Congrats on the job! It's exciting to see developments in CUDA competitors.
One of the issues I've had with ROCm is not so great support for commercial GPUs. This is specifically with RX 7XXX series. Do you think there is any chance it will improve in future?
Not the GP, but I have a RX 7700S running Ubuntu and I cannot for the life of me get ROCm to play nice with my GPU. I tried all sorts of env vars but I keep getting seg faults when I try to run PyTorch. Or it just ends up running on my CPU
I work for AMD. To be clear, my new job is about integrating ROCm into the distribution not just about shipping ROCm packages that can run on Debian.
I'll be doing things like creating new packages in main, helping to get support for the HIP language embedded into existing dpkg tooling, helping to get GPU architecture awareness integrated into the Debian CI infrastructure, helping to enable ROCm support in other libraries and applications packaged for Debian, and ensuring that everything in Debian is successfully imported into the Ubuntu universe repositories.
Integrating HIP support into Debian so that it feels as natural as C or C++ and 'just works' across dozens of GPUs is a job for more than one person. That is why I'm glad there have been so many volunteers in the community stepping forward to help with various pieces.
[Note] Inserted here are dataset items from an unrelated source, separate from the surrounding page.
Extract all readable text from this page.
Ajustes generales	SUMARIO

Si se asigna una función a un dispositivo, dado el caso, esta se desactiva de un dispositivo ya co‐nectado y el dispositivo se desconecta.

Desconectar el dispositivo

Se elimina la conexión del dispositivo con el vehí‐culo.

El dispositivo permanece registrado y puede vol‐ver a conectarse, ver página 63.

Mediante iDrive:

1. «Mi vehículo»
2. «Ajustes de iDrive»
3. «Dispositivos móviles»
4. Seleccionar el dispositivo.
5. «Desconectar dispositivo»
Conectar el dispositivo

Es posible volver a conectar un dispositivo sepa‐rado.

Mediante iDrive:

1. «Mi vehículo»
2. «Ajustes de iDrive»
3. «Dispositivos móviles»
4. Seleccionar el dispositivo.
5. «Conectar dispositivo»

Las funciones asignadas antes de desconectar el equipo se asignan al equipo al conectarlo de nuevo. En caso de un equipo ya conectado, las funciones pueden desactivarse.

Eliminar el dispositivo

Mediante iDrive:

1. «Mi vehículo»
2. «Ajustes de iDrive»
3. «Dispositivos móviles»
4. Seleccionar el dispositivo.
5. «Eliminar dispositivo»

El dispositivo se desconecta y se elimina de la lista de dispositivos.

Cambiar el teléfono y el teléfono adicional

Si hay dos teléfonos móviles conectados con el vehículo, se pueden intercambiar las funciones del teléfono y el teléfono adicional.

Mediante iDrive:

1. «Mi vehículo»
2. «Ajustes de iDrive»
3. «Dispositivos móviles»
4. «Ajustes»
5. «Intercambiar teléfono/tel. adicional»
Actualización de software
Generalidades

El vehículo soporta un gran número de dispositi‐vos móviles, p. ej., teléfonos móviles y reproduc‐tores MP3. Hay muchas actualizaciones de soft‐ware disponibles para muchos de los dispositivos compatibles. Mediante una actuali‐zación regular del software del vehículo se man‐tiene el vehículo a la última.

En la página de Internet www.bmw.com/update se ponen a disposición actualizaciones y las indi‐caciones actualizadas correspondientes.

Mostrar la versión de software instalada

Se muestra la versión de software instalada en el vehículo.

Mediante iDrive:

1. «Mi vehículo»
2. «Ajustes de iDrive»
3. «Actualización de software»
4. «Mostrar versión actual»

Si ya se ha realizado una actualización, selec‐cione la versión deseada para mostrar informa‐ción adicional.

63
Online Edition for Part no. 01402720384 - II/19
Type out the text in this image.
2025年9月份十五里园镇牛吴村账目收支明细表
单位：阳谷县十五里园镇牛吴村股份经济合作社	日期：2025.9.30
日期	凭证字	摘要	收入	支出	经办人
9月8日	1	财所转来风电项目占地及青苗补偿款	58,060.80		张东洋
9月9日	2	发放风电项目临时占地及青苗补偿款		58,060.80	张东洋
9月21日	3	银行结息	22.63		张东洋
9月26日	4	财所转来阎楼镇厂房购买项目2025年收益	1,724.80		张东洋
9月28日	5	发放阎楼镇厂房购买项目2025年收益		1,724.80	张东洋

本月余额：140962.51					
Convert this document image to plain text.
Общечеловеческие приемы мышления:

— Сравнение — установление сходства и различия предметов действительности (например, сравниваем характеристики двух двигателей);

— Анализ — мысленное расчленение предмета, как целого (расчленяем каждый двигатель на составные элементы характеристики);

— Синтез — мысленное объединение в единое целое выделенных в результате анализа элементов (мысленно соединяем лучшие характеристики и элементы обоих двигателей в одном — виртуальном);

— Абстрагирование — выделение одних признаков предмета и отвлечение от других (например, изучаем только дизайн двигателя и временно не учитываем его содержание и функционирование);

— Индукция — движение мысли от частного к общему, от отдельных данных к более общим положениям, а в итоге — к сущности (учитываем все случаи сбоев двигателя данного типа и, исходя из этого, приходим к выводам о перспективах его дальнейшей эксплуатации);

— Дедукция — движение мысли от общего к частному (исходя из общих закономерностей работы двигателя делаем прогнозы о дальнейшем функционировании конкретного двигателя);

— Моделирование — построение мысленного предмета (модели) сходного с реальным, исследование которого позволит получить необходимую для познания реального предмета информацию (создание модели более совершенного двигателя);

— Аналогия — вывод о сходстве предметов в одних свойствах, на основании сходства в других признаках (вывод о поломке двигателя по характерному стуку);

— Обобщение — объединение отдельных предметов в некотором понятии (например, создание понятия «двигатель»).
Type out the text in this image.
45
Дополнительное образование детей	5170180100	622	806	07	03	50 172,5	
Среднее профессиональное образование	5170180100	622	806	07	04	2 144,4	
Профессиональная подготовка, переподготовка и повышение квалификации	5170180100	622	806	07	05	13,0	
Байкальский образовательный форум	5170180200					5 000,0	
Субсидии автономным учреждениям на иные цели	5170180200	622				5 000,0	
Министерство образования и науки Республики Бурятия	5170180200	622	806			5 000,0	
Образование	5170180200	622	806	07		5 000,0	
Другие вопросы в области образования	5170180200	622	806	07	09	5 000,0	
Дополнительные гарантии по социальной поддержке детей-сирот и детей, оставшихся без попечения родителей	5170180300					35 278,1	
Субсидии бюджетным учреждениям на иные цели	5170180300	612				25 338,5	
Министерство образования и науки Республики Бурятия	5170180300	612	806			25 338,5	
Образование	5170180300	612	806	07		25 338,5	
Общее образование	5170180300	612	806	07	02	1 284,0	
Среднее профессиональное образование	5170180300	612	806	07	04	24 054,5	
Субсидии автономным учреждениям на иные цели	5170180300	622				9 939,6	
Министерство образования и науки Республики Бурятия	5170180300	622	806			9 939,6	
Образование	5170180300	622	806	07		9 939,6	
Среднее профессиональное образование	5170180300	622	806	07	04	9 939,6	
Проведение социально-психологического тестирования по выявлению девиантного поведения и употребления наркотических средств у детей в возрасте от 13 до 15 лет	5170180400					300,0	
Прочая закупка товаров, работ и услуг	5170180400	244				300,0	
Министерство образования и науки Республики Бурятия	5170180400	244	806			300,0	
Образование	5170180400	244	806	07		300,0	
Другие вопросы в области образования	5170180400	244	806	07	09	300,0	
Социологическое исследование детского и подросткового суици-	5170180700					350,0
Could you please tell AMD that it is a major competitive advantage for Nvidia that they keep doing driver updates for cards for many many years after they were released and even very old cards still get current drivers.
AMD just drops your card within a few years it seems like and drops your card from the current releases. Makes me favor Nvidia.
The only driver I'm aware of is the AMDGPU driver in the Linux kernel. It is updated with every release of Linux and is used for all modern AMD GPUs. I find that the drivers generally work well. My complaints are more about the user space libraries.
The good news is that I have at least one AMD GPU of each architecture from Vega to RDNA 3 / CDNA 2 on the Debian ROCm CI. Debian Trixie has packages built and tested for every modern discrete AMD GPU from Vega to RDNA 3 / CDNA 2. (I'd have liked to include RDNA 4 / CDNA 3, but the effort was quite resource constrained and the packages are a bit old. I'm hoping to improve upon that going forward, but Trixie is already in feature freeze so it will have to wait for the next release.)
I personally own much of the equipment for the Debian ROCm CI and I can promise I will continue testing new releases on old hardware for a very long time.
The driver for AMD's XDNA NPU landed in Linux 6.14 [1]. However, the Xilinx AI runtime still needs to be packaged. That may take some time. The NPU runtime stack is based on the Xilinx AI toolchain, which is not yet as mature as the ROCm stack. There are a few related packages in Debian, but AMD and Debian both have a lot of work to do to get support for the NPU integrated into the distribution. I probably won't directly be doing the packaging of the runtime, but I've been helping to nudge the process along.
It's perhaps worth mentioning that Framework has directly supported Debian in providing access to hardware with AMD NPUs and iGPUs. I'm typing this message on one of two Framework 13 laptops that they donated to support Debian in this effort. I will be using it both for testing gfx1103 support on Debian and for testing the NPU packages when they become available. Framework also generously offered to provide one of those desktop systems you linked for the Debian ROCm CI [2]. It would also be used as a CI worker for the NPU runtime libraries once those are packaged.
It's not just about drivers in isolation, but what features those drivers and cards support. Support for older APIs for doing compute on AMD cards get dropped in newer drivers and newer APIs aren't supported on older cards. With Nvidia CUDA has been supported continuously for probably 15 years now, while in the AMD world you've been expected to throw out all your old code and port it to a new API every 3 years.
I've been volunteering with Debian to help package ROCm for four years now, but today it officially became my full-time job. AMA.